Trends affecting water treatment

Effective approaches to water treat­ment will be critical to sustaining and enhancing public support for mining efforts in the future. As we all know, water is essential to mine and metallurgical pro­cessing for milling and flotation,...

Effective approaches to water treat­ment will be critical to sustaining and enhancing public support for mining efforts in the future. As we all know, water is essential to mine and metallurgical pro­cessing for milling and flotation, and the treatment of mine impacted water is nec­essary to satisfy regulators and maintain a “social license” to operate.

Globally, expenditures for mine water treatment technologies are presently esti­mated to be about $1 billion annually, and demand is forecast to increase by 30% in 2012. This growing demand is being driven by new mine development, mine expan­sion, tightening regulations for water qual­ity and reuse, and stronger industry com­mitments to corporate social responsibility.

According to The Raw Material Database, there are 172 new mines in vari­ous stages of development around the world where the development cost of each mine is expected to exceed $1 billion. In order to secure development permits, mining companies must demonstrate clear and comprehensive plans for the use and treatment of water. In regions like Canada, where there is typically a positive water balance, the focus is on treatment to pro­duce high water quality which allows for direct discharge to the environment - this requires methods that can meet very strict discharge limits in order to protect aquatic habitat, wildlife and human health. In arid regions like Chile, where water is scarce, companies are focused on technologies that maximize water recovery and allow for re-use within mine processes.
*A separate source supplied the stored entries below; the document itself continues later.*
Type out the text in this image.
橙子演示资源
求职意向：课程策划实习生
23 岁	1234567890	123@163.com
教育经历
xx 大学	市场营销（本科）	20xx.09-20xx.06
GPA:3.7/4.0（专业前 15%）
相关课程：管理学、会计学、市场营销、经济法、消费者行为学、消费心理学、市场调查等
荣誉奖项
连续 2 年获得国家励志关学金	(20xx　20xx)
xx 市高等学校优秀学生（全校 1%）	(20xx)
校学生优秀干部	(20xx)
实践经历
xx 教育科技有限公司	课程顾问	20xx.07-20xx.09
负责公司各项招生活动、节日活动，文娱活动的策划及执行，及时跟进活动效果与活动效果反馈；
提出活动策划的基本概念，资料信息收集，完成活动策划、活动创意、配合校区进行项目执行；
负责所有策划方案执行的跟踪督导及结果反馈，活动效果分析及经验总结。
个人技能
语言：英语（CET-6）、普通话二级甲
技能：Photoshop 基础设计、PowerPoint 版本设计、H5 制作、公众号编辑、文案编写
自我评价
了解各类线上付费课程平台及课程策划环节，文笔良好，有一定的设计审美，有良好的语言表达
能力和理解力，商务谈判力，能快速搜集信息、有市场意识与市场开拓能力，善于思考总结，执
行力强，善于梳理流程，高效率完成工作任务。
Mines undergoing expansion are often required to upgrade existing water treat­ment facilities to meet the expectations of today’s regulatory environment. In most regions, regulations are getting stricter, and regulators are imposing limits on new con­stituents of concern. A mine expansion request provides regulators with the oppor­tunity to review the site water management plans, and impose new requirements.

For existing mines, regulations are tightening. For example, selenium is pres­ently under the regulatory eye in Canada, and some mine owners are now required to meet very strict limits for selenium because of concerns about toxicity and the impact on ecosystems. Sulphate is another emerging constituent of concern in many regions. For example, the state of Minnesota has proposed sulphate limits of 10 parts per million, which is several orders of magnitude below the typical effluent of a lime plant. Although not toxic except at high levels, sulphate can cause taste and odour problems in drink­ing water, can affect agriculture and can cause scaling when used in industrial pro­cesses where water re-use is attractive.

As a result of these pressures, technol­ogy providers are responding with new innovations, including technologies to treat new constituents of concern. BioteQ, for example, has developed new technolo­gies to remove sulphate. The system uses a novel two-stage ion exchange process to remove sulphate and hardness, producing a clean solid gypsum by-product and water low in sulphate.

In addition to responding to regulatory changes and regulatory pressures, strong commodity markets are incenting mining companies to look for mechanisms to accelerate the execution of water treat­ment projects. BioteQ has been endeav­ouring to respond to these needs. The company recently designed and con­structed a mobile water treatment system that uses ion exchange process technolo­gies to meet very strict discharge limits for metals. The system recovers the metal as a marketable product, and produces no residual sludge waste. The portable nature of the system enables the mine owner to move the unit around its site, and to pro­duce very clean water that can be released directly to a fish bearing environment. The plant was custom designed and deliv­ered to the customer within 12 weeks. By comparison, a fixed facility would typi­cally take 12 months to complete.

The demand for innovative, cost effec­tive water treatment technologies for the mining industry is growing. Significant opportunities will exist in future for firms such as BioteQ to play a key role in assist­ing mining customers to address these emerging needs and requirements.

Jonathan Wilkinson is the Chief Executive Officer of BioteQ Environmental Technologies, Vancouver.